History of the Rise, Progress, and Termination of the American Revolution is a book by Mercy Otis Warren. Warren was a correspondent with many political leaders of the American Revolution, including Samuel Adams, John Hancock, Patrick Henry, Thomas Jefferson, and George Washington.

==Background==
It was published in three volumes, totalling 1,317 pages. Her magnum opus, the book covers the whole Revolutionary period, from the Stamp Act to the events leading to the writing and ratification of the United States Constitution. The book is written in a personal style but, as is many of Warren's works, it is written in the third person. The book contained still-controversial views about the Revolution, including her idea that the Battle of Yorktown, the final battle of the Revolution, was really not a battle at all.

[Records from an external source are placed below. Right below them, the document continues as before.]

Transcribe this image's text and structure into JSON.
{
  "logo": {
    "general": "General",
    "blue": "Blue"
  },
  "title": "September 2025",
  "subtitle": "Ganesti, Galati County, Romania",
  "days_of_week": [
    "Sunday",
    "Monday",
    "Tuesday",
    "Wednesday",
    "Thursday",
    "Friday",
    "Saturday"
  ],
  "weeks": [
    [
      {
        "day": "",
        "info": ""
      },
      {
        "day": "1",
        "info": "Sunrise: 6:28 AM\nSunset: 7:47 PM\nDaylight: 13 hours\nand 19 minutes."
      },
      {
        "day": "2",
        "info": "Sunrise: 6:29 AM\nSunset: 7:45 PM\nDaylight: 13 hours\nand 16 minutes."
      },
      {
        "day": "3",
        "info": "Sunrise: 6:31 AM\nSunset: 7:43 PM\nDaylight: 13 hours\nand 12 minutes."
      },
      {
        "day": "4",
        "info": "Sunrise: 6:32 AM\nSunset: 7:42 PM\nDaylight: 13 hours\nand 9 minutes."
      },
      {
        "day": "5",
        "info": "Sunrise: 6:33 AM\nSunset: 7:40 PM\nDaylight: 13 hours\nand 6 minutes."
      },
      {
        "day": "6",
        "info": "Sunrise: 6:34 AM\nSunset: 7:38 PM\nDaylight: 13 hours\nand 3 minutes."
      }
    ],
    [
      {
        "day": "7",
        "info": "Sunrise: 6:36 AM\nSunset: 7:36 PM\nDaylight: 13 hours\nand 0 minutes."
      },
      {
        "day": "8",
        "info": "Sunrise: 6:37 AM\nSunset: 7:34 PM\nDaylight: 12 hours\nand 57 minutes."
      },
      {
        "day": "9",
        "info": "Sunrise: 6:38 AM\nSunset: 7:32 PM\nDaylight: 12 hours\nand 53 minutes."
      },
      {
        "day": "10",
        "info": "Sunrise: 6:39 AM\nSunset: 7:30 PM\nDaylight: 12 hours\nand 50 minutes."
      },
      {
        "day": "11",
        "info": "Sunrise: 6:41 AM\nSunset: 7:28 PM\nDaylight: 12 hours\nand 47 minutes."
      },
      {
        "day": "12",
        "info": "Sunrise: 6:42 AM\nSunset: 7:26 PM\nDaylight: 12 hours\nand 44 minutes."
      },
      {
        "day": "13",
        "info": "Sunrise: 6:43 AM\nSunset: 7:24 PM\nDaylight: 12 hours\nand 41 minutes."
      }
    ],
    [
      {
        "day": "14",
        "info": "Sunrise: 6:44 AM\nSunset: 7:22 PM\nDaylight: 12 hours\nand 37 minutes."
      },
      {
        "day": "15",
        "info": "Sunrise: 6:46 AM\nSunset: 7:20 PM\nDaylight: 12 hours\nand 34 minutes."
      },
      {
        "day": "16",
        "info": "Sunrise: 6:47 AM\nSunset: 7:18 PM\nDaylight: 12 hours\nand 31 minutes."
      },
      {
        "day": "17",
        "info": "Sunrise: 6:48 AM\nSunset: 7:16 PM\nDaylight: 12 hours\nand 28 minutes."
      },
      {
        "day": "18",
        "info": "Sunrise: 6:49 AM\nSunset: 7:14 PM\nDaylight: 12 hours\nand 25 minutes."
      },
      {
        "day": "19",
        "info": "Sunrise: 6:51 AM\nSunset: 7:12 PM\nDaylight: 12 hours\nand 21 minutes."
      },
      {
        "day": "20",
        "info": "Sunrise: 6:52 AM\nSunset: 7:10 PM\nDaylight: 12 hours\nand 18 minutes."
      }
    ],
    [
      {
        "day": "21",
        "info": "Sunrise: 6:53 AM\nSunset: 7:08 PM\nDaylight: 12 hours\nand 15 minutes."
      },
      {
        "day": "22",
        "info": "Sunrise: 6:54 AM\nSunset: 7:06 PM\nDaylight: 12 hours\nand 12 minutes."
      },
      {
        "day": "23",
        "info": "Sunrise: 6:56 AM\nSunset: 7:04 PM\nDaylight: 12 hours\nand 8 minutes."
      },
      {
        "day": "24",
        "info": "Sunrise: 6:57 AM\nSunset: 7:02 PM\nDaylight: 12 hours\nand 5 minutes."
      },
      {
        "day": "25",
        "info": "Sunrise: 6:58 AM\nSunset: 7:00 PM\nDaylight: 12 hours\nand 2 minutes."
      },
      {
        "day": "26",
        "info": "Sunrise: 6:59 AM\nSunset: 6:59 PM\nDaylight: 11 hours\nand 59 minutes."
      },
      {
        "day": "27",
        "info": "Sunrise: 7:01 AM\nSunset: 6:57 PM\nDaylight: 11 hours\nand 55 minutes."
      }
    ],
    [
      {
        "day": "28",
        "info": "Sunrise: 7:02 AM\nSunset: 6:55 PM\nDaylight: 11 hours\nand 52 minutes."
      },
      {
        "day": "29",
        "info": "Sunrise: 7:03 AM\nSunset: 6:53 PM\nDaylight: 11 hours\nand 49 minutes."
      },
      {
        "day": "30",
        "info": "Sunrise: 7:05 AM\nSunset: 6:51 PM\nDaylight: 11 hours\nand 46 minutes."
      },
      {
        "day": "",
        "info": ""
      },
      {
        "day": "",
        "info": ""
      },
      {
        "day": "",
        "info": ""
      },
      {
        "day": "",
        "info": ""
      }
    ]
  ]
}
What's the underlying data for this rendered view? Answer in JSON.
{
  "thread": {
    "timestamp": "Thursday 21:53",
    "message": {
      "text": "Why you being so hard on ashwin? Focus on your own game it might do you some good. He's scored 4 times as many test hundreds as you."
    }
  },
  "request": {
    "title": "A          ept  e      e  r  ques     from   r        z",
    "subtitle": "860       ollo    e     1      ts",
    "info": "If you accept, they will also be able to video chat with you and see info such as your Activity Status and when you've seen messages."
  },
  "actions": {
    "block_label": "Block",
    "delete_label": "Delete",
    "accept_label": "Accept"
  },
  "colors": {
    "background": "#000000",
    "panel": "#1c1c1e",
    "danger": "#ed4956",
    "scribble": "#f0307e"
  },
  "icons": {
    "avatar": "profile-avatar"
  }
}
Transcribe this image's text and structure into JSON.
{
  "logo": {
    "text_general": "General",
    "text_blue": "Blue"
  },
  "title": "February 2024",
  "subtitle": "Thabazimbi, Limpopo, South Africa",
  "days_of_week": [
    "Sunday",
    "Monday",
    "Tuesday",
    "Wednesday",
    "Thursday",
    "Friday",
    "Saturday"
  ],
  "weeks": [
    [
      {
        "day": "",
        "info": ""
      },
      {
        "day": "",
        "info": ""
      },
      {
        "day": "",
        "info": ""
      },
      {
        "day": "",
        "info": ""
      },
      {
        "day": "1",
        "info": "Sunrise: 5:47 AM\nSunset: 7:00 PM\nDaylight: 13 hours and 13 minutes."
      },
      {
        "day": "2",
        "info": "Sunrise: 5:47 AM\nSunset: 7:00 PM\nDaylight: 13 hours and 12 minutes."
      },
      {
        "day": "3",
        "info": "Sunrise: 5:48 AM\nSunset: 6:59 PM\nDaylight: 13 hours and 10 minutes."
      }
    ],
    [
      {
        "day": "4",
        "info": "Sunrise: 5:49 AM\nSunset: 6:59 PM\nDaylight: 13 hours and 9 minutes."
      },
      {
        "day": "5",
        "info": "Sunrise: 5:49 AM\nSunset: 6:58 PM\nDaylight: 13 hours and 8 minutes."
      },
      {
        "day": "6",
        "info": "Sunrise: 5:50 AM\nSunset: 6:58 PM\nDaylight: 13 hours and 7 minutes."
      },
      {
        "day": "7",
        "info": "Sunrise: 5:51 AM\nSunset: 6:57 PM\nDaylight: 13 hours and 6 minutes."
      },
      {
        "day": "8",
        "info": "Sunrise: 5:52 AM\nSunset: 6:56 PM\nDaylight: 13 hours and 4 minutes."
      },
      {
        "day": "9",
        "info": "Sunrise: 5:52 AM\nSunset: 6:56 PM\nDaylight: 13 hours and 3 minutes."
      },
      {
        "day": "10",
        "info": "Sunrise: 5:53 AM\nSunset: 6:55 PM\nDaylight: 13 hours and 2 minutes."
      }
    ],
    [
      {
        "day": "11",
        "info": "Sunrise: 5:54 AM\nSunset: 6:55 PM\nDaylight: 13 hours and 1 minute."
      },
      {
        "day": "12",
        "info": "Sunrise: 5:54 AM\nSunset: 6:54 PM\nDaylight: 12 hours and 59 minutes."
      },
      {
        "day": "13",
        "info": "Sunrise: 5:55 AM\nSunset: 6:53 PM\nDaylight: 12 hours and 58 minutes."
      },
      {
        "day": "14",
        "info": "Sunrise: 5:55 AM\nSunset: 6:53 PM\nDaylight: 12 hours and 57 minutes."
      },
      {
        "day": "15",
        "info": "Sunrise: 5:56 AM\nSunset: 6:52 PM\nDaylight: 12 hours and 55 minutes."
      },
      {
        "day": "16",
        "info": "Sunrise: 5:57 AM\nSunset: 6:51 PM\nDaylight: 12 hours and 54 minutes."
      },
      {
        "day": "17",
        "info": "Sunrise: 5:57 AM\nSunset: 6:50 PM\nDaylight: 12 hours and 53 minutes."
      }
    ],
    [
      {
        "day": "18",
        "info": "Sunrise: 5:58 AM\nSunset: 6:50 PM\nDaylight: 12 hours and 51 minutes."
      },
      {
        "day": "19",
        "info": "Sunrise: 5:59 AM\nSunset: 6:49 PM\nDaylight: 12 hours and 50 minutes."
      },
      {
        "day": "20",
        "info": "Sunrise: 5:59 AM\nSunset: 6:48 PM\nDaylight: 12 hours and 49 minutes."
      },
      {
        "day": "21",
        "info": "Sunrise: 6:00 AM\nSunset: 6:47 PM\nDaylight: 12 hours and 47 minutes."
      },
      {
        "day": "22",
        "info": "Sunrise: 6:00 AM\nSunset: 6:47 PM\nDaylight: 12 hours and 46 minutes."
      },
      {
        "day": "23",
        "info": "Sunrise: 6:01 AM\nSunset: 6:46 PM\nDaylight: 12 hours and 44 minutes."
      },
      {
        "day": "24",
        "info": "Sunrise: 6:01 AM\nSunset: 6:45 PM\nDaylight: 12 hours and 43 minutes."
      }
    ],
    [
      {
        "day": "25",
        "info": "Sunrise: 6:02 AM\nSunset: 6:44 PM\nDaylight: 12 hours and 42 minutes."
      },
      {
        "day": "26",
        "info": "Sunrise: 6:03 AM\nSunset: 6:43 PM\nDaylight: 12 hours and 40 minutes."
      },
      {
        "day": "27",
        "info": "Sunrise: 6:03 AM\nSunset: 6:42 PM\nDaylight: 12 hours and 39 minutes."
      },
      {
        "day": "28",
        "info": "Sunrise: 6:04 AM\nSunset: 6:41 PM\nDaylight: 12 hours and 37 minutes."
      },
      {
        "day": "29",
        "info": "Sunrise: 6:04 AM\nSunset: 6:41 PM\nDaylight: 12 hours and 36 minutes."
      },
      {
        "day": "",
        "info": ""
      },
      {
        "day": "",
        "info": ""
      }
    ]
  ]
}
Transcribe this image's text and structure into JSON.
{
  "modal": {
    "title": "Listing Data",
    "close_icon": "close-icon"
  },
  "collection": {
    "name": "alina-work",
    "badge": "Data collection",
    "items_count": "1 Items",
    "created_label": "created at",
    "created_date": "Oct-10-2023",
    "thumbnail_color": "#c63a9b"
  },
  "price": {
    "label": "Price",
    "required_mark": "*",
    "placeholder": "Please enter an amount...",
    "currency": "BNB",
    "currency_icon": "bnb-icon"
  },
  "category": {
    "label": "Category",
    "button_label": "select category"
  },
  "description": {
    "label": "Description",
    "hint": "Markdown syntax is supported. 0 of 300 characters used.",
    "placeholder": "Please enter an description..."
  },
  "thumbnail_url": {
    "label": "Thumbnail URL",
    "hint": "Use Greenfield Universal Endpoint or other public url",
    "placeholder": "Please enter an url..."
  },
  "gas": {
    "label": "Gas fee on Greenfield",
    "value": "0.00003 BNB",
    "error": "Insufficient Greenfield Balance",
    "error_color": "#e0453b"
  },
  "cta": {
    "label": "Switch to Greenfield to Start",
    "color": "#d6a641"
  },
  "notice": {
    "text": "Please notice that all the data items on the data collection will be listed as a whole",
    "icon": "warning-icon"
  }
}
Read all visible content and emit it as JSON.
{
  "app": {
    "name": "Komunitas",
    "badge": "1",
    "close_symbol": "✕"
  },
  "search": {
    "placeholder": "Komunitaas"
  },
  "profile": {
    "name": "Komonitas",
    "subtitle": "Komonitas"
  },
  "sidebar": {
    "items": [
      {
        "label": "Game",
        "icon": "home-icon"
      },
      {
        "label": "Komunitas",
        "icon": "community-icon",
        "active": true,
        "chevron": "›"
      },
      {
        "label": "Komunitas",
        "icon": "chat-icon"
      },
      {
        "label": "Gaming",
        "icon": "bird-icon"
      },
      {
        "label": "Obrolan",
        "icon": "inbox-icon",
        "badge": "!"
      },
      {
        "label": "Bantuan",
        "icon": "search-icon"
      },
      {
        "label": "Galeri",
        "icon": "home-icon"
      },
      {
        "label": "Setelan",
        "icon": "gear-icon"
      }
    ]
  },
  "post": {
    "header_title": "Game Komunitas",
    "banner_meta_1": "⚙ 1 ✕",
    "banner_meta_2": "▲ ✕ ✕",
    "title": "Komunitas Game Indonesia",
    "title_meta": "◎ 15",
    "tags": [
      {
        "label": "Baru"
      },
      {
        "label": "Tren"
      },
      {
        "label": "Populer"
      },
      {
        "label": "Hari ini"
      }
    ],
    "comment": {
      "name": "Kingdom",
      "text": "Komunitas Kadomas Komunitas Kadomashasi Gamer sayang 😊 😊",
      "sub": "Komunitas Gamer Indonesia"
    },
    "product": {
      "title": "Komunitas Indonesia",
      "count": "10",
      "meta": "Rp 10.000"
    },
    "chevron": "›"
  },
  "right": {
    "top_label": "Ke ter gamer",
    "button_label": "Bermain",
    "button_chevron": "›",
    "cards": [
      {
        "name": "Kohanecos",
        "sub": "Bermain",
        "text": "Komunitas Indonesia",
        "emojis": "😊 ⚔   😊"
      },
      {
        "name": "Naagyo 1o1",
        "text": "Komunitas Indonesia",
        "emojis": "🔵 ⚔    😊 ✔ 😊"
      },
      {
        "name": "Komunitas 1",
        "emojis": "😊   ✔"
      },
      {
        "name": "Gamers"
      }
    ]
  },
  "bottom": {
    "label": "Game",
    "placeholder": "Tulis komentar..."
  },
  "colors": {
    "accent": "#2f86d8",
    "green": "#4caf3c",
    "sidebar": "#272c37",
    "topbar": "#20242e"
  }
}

Roughly one third of the book concerns events after Yorktown.

Warren wrote drafts of the book during the events as they unfolded and had it published, after four years of additions, in 1805. She credited the delay to health problems, temporary bouts of blindness, and grief at the death of three of her five sons.

An 1851 Christmas Eve fire destroyed almost two thirds of the books that Jefferson had sold to the Library of Congress in 1815. The flames almost claimed the book, as noted by the singeing of the title page.

==Influence==
President Thomas Jefferson ordered copies of the books for himself and his cabinet and wrote that her account of "the last thirty years will furnish a more instructive lesson to mankind than any equal period known in history."

However, John Adams considered it to be a radical simplification and sometimes a falsification of the true history of the Revolution. After its publication, Adams and Warren exchanged a heated series of letters debating the issue ferociously, especially Adams's part in the Revolution.